Tauri appThe desktop GUI — the primary interactive way to launch runs, watch them live, review them, and publish.
BackendA private Rust server that distributes test case and container definitions and stores published run results.
SiteThe public static gallery at testcabinet.ai where published runs are browsed and played.
DocsThis documentation site.

Two roles recur across the components:

  • A runner is any component that can execute a test case: the CLI, the worker, and the Tauri app. A runner needs a container runtime on the machine it runs on, resolves the requested test case version from the backend, drives the run through the core, and reports the result back to the backend on publish.
  • A reporter is any component that displays run results: the Tauri app and the public site. Reporters read published results; only GUI reporters let a person interact with the produced implementations.

The Tauri app is both, which is why it is expected to be the primary way The Test Cabinet is used: it launches runs, reviews them, and shows results in one place.

Earlier versions of The Test Cabinet deliberately had no backend. Run records were committed into the site’s dataset — a “git-as-a-db” design that was chosen for convenience rather than because it was sound. That requirement has been dropped in favor of a single, centralized backend that records run results and serves as the canonical copy of the test case and container definitions runners need.

The backend stays deliberately small. There are still no end-user accounts and no public write surface; instead it sits on a private network and only authorized users and machines can push to or pull from it (see Backend). The public site remains a fully static, backend-less deployment: publishing exports a public snapshot of the dataset that the site builds from, so the gallery has no live dependency on the private backend.

A run is driven by whichever runner launched it through a container runtime on that runner’s own machine — the host for the CLI and the Tauri app, the worker’s host for a worker-driven run. A runner therefore requires a supported container runtime (Docker or a compatible runtime such as Podman) to be available, while components that only report results do not. See Execution.

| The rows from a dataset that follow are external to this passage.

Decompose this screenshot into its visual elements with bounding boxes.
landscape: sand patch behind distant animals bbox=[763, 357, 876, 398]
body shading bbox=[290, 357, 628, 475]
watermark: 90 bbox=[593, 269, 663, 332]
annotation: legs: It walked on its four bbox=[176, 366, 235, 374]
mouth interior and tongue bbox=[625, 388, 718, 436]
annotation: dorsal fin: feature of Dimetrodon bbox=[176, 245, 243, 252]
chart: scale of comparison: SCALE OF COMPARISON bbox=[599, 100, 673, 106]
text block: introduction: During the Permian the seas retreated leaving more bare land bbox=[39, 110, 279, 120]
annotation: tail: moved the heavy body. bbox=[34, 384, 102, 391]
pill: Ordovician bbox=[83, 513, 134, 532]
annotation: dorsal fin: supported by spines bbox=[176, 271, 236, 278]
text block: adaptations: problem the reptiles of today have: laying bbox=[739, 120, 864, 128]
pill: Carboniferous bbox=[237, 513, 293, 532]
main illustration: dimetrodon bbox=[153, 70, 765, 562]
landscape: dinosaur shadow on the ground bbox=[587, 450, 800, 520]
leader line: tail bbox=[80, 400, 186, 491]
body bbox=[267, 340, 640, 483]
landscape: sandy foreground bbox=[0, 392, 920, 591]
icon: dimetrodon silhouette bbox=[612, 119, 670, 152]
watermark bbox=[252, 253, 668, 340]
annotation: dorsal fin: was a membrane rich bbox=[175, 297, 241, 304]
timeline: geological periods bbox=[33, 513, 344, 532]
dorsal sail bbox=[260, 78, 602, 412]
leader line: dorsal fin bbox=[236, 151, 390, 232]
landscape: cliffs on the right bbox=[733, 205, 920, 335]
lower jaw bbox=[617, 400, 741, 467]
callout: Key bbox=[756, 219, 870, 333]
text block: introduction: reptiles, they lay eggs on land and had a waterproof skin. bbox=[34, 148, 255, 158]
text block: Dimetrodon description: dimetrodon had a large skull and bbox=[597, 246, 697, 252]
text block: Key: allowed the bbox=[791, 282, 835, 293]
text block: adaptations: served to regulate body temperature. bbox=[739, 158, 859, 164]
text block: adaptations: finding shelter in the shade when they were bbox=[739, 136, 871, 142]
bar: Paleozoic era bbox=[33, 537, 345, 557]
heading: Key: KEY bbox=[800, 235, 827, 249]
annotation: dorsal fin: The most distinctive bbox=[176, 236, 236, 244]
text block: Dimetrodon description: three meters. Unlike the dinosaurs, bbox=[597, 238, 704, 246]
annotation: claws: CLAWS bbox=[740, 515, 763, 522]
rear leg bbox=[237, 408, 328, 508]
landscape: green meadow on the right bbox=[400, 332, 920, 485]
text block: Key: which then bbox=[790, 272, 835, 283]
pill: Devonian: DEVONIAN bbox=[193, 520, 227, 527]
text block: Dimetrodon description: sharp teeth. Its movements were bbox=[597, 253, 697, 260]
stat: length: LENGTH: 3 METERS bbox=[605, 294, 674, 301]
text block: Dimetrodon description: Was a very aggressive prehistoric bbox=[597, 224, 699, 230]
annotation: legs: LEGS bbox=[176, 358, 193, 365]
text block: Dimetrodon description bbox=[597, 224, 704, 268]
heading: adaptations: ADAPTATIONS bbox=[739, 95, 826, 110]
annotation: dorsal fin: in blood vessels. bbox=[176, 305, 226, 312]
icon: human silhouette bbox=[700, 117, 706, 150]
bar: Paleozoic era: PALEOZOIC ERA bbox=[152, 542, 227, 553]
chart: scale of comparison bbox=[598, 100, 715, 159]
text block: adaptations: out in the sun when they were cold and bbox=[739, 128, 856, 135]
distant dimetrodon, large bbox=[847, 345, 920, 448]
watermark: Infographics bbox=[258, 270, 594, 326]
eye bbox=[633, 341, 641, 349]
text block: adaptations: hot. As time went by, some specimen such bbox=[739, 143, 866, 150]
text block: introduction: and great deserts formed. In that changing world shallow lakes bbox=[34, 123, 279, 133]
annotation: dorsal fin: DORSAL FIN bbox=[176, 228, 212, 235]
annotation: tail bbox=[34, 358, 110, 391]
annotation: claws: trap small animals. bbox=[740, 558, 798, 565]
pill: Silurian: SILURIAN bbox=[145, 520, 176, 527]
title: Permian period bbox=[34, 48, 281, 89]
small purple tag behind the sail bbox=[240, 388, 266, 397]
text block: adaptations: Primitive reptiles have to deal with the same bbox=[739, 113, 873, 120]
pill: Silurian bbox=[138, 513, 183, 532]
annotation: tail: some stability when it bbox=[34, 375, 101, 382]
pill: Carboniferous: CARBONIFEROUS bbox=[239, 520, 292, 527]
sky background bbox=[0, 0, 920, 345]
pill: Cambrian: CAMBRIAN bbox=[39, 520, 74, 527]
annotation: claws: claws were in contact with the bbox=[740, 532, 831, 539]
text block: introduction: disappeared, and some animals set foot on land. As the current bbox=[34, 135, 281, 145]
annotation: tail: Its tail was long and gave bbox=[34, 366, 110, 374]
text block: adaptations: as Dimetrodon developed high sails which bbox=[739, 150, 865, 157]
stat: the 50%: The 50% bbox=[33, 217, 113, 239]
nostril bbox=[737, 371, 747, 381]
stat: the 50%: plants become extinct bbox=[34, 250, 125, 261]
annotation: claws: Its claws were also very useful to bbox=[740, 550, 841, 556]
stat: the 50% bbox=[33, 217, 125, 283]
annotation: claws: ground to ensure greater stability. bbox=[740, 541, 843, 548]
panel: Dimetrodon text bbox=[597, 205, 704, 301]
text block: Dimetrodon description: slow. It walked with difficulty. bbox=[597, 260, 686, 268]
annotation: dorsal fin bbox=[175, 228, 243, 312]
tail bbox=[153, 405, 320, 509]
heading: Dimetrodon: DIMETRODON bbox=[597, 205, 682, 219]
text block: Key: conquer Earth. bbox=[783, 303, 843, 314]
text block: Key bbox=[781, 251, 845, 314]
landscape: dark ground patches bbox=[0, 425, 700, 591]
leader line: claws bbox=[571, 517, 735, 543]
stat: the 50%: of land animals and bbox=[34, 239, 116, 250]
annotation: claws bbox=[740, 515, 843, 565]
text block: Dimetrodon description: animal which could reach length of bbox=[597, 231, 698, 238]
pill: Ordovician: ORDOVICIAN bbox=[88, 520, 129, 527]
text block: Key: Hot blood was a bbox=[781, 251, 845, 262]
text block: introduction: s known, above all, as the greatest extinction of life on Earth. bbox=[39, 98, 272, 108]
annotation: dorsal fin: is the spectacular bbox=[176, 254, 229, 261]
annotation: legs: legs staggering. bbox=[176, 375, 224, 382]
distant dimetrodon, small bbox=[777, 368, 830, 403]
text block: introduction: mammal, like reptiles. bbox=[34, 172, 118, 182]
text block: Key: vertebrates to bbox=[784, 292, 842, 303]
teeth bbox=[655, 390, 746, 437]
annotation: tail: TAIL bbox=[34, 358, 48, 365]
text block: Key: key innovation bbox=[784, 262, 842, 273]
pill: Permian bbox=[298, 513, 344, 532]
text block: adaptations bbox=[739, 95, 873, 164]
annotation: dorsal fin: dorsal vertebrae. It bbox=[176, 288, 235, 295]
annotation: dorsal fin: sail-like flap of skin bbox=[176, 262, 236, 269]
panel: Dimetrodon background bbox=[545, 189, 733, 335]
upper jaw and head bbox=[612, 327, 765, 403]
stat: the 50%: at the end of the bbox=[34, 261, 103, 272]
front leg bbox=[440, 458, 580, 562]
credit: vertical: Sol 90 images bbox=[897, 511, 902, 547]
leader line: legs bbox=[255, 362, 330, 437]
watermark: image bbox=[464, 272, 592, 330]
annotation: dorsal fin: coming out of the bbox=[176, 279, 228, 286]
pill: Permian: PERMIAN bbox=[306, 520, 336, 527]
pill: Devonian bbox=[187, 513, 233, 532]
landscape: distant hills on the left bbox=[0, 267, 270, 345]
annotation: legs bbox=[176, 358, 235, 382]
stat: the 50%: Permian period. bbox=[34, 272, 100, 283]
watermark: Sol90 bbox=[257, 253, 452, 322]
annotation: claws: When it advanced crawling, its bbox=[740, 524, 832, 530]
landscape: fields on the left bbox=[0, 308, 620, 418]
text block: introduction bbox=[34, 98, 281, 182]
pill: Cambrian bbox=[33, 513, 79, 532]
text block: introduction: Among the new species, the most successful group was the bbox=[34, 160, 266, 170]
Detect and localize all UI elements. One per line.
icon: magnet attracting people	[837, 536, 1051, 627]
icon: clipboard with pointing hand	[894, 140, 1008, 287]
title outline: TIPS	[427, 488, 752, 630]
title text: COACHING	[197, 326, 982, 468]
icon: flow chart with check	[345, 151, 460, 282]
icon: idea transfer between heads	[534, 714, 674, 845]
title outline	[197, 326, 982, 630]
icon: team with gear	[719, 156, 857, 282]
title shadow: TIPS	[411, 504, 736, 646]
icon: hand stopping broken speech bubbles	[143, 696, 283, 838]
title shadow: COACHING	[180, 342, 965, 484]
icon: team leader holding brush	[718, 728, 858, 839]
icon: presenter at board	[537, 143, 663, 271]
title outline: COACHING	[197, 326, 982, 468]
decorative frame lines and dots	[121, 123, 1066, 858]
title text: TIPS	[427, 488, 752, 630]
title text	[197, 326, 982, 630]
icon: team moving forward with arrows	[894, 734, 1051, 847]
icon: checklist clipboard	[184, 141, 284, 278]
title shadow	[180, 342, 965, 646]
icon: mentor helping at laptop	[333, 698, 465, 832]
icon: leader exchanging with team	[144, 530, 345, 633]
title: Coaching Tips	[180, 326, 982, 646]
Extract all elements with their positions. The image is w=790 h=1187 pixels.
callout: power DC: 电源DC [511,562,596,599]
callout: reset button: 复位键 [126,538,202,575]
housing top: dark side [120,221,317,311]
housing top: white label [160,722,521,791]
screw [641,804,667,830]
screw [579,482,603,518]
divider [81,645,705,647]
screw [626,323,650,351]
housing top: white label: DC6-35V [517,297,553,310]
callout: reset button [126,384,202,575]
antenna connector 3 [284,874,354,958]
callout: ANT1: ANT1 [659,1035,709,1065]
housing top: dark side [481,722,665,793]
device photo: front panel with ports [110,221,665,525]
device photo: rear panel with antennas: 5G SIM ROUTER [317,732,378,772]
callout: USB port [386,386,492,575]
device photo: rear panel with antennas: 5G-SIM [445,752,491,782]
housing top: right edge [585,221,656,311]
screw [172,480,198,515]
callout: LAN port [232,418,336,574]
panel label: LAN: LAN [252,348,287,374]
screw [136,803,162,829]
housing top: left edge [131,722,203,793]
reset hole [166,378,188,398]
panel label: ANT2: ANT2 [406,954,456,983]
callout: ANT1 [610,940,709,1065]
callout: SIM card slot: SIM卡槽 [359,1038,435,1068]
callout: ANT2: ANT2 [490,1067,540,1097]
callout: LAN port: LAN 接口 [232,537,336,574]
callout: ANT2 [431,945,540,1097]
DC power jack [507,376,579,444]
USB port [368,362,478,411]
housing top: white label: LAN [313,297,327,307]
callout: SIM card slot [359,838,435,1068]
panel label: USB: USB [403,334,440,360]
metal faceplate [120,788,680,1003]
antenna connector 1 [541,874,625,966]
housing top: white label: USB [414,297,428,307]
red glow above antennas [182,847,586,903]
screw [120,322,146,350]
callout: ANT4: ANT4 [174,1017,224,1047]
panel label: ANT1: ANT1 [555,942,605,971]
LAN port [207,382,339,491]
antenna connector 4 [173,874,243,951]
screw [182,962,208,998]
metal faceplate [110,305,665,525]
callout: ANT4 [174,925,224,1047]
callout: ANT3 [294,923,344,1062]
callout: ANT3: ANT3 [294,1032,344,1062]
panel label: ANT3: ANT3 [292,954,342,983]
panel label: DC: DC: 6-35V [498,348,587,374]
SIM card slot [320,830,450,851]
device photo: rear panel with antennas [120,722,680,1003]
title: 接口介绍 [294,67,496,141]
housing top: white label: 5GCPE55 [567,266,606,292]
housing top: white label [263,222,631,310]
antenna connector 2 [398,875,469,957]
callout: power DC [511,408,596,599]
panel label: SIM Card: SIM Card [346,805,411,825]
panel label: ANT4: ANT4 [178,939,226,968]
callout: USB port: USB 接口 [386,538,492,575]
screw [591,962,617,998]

At a high level, launching a run must:

  • Select a test case version, an agent harness, and a model, resolving the version from the backend.
  • Seed a fresh git repository with the selected variant’s data.
  • Start a container and invoke the agent harness against the seeded repository.
  • Surface the harness’s activity as a live stream of harness events while the run is in progress.
  • Record metrics as the run proceeds and collect the produced repository when it finishes.
  • Run validation over the produced implementation.
  • Write a run record, and optionally publish the run.

Publishing releases the produced code to its own public repository, makes its build available for embedding, and submits the run record to the backend, which serializes it into its store and refreshes the public snapshot the site is built from. See Results.

The word harness is used two ways throughout these docs:

  • The testing harness is The Test Cabinet’s own application that runs benchmarks.
  • An agent harness is a third-party coding tool (for example Claude Code or Codex) that drives a model through a test case. See Agent Harnesses.